The currently operating Mars rover is named Opportunity, and it has managed to roll across the pristine Martian ground for more than 33 kilometers since it landed in 2004. Nosing around the rampart of the crater Endeavour in a monotonous area of basalt rock, Opportunity came upon the vein of solid bone-white mineral shown above. It approached closer and turned its alpha particle X-ray spectrometer on the stuff, along with its close-up camera. The spectrometer indicated sulfur and calcium in the right proportions, and the camera images reminded NASA scientists of nothing but gypsum, hydrated calcium sulfate or CaSO4·2H2O.
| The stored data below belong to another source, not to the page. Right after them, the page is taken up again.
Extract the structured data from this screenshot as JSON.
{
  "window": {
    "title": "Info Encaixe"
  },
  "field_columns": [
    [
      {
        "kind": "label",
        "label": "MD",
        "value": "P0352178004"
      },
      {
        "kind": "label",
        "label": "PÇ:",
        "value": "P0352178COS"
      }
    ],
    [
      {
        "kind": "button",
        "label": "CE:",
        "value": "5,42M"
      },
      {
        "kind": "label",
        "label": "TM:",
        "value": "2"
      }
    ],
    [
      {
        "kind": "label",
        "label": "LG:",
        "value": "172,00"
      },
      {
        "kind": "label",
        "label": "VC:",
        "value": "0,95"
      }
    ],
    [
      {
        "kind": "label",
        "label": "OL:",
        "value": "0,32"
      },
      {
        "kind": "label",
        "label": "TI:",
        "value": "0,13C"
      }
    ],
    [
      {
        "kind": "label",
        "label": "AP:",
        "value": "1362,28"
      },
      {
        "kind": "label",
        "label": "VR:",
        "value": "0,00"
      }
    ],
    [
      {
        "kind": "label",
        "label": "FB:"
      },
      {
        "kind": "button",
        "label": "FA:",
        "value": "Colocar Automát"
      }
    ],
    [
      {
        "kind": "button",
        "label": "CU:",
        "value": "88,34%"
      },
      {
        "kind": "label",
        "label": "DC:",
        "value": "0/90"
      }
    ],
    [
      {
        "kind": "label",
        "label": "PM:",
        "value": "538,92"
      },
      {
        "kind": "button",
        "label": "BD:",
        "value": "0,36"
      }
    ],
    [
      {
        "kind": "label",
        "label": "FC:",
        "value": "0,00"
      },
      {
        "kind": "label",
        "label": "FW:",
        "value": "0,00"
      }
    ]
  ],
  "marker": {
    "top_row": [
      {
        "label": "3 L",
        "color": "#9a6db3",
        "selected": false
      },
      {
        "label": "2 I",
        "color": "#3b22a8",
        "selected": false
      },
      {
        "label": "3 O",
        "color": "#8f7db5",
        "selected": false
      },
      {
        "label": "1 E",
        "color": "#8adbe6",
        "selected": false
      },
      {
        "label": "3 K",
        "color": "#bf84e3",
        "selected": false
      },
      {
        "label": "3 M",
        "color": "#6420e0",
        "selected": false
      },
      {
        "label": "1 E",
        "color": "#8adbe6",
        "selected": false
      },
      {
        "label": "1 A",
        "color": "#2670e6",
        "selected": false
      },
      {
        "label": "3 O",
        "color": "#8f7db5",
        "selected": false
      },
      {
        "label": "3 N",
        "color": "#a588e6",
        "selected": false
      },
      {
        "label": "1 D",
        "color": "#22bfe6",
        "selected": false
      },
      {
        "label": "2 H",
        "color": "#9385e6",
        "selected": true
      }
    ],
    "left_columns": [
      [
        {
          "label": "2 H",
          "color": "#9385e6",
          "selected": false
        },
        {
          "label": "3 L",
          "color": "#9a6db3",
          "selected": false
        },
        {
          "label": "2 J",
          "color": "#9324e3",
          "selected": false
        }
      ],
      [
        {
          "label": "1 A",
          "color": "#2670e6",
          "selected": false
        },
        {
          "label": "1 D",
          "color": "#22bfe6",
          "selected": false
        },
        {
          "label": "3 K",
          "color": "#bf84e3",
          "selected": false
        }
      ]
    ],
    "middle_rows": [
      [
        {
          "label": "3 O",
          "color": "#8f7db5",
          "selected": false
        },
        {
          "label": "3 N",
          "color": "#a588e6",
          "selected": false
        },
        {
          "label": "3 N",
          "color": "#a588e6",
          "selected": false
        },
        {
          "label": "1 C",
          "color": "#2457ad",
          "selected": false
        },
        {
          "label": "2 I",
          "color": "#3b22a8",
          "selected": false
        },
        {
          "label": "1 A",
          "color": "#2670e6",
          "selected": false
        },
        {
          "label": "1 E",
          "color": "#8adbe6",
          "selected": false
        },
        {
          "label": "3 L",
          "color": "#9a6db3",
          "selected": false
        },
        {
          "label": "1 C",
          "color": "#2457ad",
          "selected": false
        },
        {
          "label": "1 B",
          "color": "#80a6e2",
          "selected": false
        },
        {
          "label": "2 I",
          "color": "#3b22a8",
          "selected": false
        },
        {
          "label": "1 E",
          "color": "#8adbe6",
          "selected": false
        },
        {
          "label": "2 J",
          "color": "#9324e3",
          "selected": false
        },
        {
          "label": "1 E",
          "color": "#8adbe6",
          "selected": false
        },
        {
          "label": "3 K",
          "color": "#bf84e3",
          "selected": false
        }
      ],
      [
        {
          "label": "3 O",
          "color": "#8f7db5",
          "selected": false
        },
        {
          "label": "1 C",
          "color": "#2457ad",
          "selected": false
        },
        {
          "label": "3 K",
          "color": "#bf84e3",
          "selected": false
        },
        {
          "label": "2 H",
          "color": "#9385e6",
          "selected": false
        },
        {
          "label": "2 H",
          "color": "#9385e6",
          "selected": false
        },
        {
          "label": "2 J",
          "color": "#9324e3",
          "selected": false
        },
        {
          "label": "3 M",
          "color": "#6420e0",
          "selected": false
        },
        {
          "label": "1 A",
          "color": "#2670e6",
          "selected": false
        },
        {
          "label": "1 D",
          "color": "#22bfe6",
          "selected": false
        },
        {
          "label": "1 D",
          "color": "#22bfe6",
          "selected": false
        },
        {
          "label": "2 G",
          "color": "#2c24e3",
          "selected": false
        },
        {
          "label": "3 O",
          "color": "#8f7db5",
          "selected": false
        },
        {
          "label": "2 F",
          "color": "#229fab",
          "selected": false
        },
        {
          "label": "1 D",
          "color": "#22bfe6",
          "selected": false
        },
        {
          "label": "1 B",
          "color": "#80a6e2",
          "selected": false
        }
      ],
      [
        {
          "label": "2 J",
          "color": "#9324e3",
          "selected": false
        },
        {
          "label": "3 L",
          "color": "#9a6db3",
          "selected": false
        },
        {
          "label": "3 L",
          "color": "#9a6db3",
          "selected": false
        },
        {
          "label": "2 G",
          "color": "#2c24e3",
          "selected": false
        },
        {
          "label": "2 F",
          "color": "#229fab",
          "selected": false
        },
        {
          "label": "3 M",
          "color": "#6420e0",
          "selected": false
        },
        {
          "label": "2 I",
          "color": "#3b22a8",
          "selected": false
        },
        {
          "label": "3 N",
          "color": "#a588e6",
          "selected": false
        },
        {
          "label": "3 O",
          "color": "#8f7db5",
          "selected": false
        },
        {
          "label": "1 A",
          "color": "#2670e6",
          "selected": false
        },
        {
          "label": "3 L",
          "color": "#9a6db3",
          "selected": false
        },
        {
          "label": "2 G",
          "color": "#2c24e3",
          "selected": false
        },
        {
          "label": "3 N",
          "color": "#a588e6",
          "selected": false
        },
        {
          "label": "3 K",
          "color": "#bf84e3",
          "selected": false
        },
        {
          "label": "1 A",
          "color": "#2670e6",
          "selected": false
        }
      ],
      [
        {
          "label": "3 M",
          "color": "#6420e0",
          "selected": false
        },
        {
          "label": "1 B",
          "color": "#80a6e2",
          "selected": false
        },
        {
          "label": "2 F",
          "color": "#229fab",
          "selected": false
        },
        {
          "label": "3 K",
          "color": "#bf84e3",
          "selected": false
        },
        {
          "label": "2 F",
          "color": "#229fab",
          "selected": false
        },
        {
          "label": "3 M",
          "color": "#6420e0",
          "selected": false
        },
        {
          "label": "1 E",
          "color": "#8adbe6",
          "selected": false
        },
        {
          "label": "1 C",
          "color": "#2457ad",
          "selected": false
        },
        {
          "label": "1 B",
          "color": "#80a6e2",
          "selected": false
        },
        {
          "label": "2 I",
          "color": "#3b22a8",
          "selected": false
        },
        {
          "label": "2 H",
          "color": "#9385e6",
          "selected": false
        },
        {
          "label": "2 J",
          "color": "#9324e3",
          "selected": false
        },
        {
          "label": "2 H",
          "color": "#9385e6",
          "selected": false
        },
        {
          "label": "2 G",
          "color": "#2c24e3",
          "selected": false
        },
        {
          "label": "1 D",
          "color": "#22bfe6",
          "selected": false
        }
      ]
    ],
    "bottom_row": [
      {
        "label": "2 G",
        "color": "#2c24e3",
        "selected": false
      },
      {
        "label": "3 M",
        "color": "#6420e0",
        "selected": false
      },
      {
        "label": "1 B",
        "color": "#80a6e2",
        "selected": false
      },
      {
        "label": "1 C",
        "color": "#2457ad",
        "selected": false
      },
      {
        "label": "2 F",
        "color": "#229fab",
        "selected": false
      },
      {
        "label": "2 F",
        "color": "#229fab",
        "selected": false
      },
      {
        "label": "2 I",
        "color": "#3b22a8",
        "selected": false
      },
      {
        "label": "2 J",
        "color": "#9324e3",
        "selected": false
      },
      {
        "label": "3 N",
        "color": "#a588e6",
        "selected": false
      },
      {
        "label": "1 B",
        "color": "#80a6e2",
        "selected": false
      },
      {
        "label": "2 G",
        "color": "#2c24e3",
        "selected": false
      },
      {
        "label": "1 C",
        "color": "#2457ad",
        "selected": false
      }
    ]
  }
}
All right, so what? Well, gypsum points directly and unmistakably to liquid water, something that we've been looking for on Mars but never quite proving. There is gypsum-like dust blowing around parts of Mars, like it does at White Sands in New Mexico, but no sign of its origin. The mission's chief scientist, Steve Squyres, said at the AGU press conference, "This stuff was formed right here. There was a fracture in the rock, water flowed through it, gypsum was precipitated from the water. End of story. Okay, there is no ambiguity about this. This is what makes it so cool. . . . Here the chemistry and mineralogy of it just scream of water."
On Earth, gypsum is found in two main settings: wherever seawater begins to dry up, gypsum comes out of solution first and can accumulate in thick beds. And wherever hot-spring type fluids concentrate dissolved matter, gypsum is a likely mineral. The Martian vein appears to be of the latter, hydrothermal type. California's Central Valley, for much of recent geologic time, has been the former type of setting—a shallow sea basin or brackish lake.
Gypsum is especially abundant in the Kettleman Hills, an area of former Central Valley seabed that has been gently lifted by recent tectonic activity. If you have an extra hour next time you're on Interstate 5 going to Los Angeles, turn off at 25th Avenue, south of Kettleman City, and pull over once you enter the hills. Gypsum litters the ground there, and farther south near Lost Hills gypsum is being mined to make drywall, soil additives and plaster of Paris.
If you're there in nice weather, enjoy the scene and think of Mars. Maybe you'll share the tantalizing feeling that the discovery of Martian gypsum arouses in geologists despite their best mental effort.
Like one of those 1950s-vintage Cuban taxis, Opportunity has hung on far longer than people originally planned. Planetary space missions have a fairly short "prime mission" of a few months or maybe a year, but everyone knows without admitting it that the rugged, overdesigned machinery will last a lot longer. NASA makes a big deal out of extending the mission, a year or so at a time, and we all feel good about getting our money's worth. In the case of Opportunity, its prime mission began eight years ago and the solar-powered contraption is still plugging along. Imagine what its successor, the rover Curiosity, might do once it lands in Gale crater in August of this year.